Biostatistics Department, Harvard T. H. Chan School of Public Health, Boston, MA 02115, USA.
Broad Institute of MIT and Harvard, Cambridge, MA 02142, USA.
Bioinformatics. 2022 Jun 24;38(Suppl 1):i378-i385. doi: 10.1093/bioinformatics/btac232.
Modern biological screens yield enormous numbers of measurements, and identifying and interpreting statistically significant associations among features are essential. In experiments featuring multiple high-dimensional datasets collected from the same set of samples, it is useful to identify groups of associated features between the datasets in a way that provides high statistical power and false discovery rate (FDR) control.
Here, we present a novel hierarchical framework, HAllA (Hierarchical All-against-All association testing), for structured association discovery between paired high-dimensional datasets. HAllA efficiently integrates hierarchical hypothesis testing with FDR correction to reveal significant linear and non-linear block-wise relationships among continuous and/or categorical data. We optimized and evaluated HAllA using heterogeneous synthetic datasets of known association structure, where HAllA outperformed all-against-all and other block-testing approaches across a range of common similarity measures. We then applied HAllA to a series of real-world multiomics datasets, revealing new associations between gene expression and host immune activity, the microbiome and host transcriptome, metabolomic profiling and human health phenotypes.
An open-source implementation of HAllA is freely available at http://huttenhower.sph.harvard.edu/halla along with documentation, demo datasets and a user group.

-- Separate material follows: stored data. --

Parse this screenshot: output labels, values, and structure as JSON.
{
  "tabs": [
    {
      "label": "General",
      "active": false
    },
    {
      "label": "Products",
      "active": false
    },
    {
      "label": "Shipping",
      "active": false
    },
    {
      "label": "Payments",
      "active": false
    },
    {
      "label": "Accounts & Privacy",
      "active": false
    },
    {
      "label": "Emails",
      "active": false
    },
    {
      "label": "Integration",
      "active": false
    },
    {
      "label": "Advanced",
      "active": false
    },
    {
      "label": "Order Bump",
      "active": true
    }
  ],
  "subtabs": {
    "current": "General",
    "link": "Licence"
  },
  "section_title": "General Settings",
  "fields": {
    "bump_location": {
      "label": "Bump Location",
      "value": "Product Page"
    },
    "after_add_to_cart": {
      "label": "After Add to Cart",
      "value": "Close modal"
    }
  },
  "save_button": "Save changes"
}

Supplementary data are available at Bioinformatics online.
现代生物学筛选产生了大量的测量结果,识别和解释特征之间具有统计学意义的关联是至关重要的。在具有从同一组样本中收集的多个高维数据集的实验中,以提供高统计功效和错误发现率 (FDR) 控制的方式在数据集之间识别相关特征组是很有用的。
在这里,我们提出了一种新颖的层次框架 HAllA(分层全对全关联测试),用于配对高维数据集之间的结构化关联发现。HAllA 有效地将层次假设检验与 FDR 校正相结合,以揭示连续和/或分类数据之间的显著线性和非线性块状关系。我们使用具有已知关联结构的异构合成数据集对 HAllA 进行了优化和评估,HAllA 在一系列常见的相似性度量中优于全对全和其他块状测试方法。然后,我们将 HAllA 应用于一系列真实的多组学数据集,揭示了基因表达与宿主免疫活性、微生物组与宿主转录组、代谢组学分析与人类健康表型之间的新关联。
HAllA 的开源实现可在 http://huttenhower.sph.harvard.edu/halla 上免费获得,包括文档、演示数据集和用户组。
补充数据可在生物信息学在线获得。